Frost & Sullivan: EPC Contractors Using FLNG and Mini-LNG Plants to Cater to End-User Demand
The environmental benefits that LNG offers over oil and coal are encouraging the development of natural gas-fired power plants to meet the intensifying energy demand in the Asia-Pacific (APAC) economies. Along with the need for more floating regasification terminals – that reduce the time required to receive cargoes – this is expected to strengthen the prospects of engineering, procurement, and construction (EPC) contractors in the region, Frost & Sullivan said in a report.
New analysis from Frost & Sullivan, Strategic Analysis of EPC Opportunities in the Asia-Pacific LNG Market, finds that the market earned revenues of US$12.77 billion in 2012 and estimates this to reach US$24.85 billion by 2017. The market will witness a spike in revenues this year – due to the large number of EPC contracts expected to be awarded – and then revert to its normal course from 2015 onwards. Opportunities for EPC contractors are spread across four segments: exploration and production, liquefaction, transportation, and regasification.
“The 2011 earthquake in Japan led to the shutting down of 54 nuclear power plants, resulting in a 12 percent increase in demand for LNG between 2011 and 2012 to meet the energy requirements of the country,” said Frost & Sullivan Energy & Environment Consultant Jieqiang Tan. “Demand for LNG is also expected to rise in China, from 250 billion cubic meters per annum (bcma) in 2012 to 400 bcma in 2025, due to concerns surrounding energy security. China might even start importing LNG, in turn fuelling LNG production and exploration activities among APAC EPC contractors.”
Further, the increasing use of LNG as a shipping fuel – LNG has very low sulphur content and is more regulation compliant than fuel oil and marine diesel oil – bodes well for APAC EPC contractors. East Asia will see a huge uptake of LNG projects as the Japanese and South Korean governments encourage competition between suppliers in order to have low-priced LNG to support reducing dependence on nuclear plants.

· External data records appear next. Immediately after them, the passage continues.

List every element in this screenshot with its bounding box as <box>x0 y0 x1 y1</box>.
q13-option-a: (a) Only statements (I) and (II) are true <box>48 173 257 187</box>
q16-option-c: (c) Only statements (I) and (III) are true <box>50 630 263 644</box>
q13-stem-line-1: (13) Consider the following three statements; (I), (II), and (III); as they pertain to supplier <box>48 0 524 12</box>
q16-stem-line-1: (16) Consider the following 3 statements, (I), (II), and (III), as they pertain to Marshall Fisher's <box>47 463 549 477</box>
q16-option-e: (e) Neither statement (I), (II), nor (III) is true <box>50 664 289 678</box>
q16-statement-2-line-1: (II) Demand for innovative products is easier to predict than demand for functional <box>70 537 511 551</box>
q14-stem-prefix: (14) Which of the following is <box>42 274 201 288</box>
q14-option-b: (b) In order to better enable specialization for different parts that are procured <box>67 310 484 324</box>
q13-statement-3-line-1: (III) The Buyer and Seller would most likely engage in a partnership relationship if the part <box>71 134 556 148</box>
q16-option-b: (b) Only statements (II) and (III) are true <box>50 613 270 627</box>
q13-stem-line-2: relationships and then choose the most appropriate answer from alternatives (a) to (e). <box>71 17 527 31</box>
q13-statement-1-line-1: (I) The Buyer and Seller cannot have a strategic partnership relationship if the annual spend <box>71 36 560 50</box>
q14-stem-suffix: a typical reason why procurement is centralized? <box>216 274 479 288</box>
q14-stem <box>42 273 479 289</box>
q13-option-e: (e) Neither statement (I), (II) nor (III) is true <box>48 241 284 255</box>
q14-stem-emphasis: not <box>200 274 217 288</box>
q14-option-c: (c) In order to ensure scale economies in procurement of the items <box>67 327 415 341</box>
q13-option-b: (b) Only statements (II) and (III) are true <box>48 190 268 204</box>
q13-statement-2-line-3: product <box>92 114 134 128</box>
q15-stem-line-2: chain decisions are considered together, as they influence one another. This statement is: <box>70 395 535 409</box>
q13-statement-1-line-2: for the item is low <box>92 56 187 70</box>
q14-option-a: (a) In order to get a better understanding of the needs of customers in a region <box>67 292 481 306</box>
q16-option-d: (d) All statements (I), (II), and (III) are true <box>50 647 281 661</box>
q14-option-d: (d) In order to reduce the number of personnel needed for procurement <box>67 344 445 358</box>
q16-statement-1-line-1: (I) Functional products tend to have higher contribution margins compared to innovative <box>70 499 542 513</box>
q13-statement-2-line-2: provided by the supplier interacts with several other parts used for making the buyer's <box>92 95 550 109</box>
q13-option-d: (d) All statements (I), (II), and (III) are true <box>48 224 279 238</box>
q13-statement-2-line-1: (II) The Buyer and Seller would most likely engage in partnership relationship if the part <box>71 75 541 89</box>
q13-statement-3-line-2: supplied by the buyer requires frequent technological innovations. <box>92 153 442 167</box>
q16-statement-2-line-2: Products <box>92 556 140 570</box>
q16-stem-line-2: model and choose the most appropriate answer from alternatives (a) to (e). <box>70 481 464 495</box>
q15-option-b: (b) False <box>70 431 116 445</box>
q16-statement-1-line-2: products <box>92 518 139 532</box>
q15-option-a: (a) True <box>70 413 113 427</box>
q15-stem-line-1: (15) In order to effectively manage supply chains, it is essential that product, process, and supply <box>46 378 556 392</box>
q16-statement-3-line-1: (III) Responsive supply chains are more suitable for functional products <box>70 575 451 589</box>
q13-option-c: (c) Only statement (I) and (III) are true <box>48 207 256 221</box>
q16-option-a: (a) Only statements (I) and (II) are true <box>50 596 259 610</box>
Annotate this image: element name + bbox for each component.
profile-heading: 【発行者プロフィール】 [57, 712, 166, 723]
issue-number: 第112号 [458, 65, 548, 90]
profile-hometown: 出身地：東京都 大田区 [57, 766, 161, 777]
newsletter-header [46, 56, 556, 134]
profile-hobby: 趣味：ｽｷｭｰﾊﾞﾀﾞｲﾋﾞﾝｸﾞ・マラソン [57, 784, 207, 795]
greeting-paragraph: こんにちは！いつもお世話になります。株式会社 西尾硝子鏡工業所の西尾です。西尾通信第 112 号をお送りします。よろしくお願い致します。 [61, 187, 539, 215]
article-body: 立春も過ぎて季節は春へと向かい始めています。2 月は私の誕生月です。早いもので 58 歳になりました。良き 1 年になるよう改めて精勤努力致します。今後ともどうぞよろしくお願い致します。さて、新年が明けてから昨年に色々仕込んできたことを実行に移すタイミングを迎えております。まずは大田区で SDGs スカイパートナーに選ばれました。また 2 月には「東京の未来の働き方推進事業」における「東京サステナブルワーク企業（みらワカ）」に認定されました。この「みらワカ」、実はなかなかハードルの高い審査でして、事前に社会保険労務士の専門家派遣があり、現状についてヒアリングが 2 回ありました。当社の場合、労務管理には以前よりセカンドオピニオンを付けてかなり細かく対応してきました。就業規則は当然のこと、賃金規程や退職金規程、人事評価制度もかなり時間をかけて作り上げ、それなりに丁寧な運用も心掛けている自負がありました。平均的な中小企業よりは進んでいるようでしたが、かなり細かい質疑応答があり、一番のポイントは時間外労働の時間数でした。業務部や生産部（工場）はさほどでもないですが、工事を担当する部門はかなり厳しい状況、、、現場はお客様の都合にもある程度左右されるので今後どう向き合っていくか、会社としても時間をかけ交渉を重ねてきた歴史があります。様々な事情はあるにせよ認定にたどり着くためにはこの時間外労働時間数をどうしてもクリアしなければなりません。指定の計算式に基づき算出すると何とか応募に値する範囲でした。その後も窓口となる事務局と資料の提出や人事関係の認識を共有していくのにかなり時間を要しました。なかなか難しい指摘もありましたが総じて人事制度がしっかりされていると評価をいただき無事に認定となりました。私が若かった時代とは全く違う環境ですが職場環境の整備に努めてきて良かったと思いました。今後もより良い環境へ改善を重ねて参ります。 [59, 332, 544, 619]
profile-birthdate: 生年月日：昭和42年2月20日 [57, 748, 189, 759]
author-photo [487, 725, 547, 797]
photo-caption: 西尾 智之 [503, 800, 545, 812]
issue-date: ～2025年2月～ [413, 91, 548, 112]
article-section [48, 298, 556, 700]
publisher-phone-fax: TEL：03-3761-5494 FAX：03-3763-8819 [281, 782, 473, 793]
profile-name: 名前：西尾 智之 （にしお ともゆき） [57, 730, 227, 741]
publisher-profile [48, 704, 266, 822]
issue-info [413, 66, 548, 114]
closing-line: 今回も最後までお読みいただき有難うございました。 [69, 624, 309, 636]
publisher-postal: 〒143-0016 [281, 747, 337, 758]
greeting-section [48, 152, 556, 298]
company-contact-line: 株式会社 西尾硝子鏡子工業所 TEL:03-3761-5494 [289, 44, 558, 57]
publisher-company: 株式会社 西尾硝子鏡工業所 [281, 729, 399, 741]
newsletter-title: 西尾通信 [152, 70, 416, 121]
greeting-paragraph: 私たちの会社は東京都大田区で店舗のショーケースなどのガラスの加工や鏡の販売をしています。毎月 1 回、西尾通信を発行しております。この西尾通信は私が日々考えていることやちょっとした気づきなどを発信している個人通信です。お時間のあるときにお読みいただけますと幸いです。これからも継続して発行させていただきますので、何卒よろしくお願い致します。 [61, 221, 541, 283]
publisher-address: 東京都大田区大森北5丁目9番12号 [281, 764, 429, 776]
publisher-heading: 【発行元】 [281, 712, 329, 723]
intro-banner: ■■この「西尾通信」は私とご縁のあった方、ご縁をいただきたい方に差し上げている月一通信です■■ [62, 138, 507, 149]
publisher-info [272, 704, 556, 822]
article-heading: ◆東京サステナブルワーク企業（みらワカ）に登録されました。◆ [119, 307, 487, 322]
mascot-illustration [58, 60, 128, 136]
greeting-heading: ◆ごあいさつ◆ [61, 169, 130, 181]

Overall, Southeast Asia dominates the market as countries such as Indonesia and Malaysia are highly active in LNG exploration and production activities. Australia too will emerge as a major participant in the APAC market with the construction of seven new liquefaction plants, which translates to 61 million tonnes per annum of additional liquefaction capacity over the forecast period.
However, EPC contracts are expected to be hit by the drop in export to developed countries. While the boom in unconventional domestic gas sources is allowing the United States to cut down on LNG imports, Europe’s import of LNG has dropped due to the sluggish growth in the economy. The resulting glut in gas supplies will reduce the need for an LNG exploration in the APAC region and dent the opportunities for EPC contractors.
“To cater to existing customer demand, APAC EPC contract owners are beginning to use floating LNG as it presents a feasible option for monetising stranded offshore gas assets,” noted Tan. “They are also building mini-LNG plants to provide gas to remote locations that are not connected by pipelines.”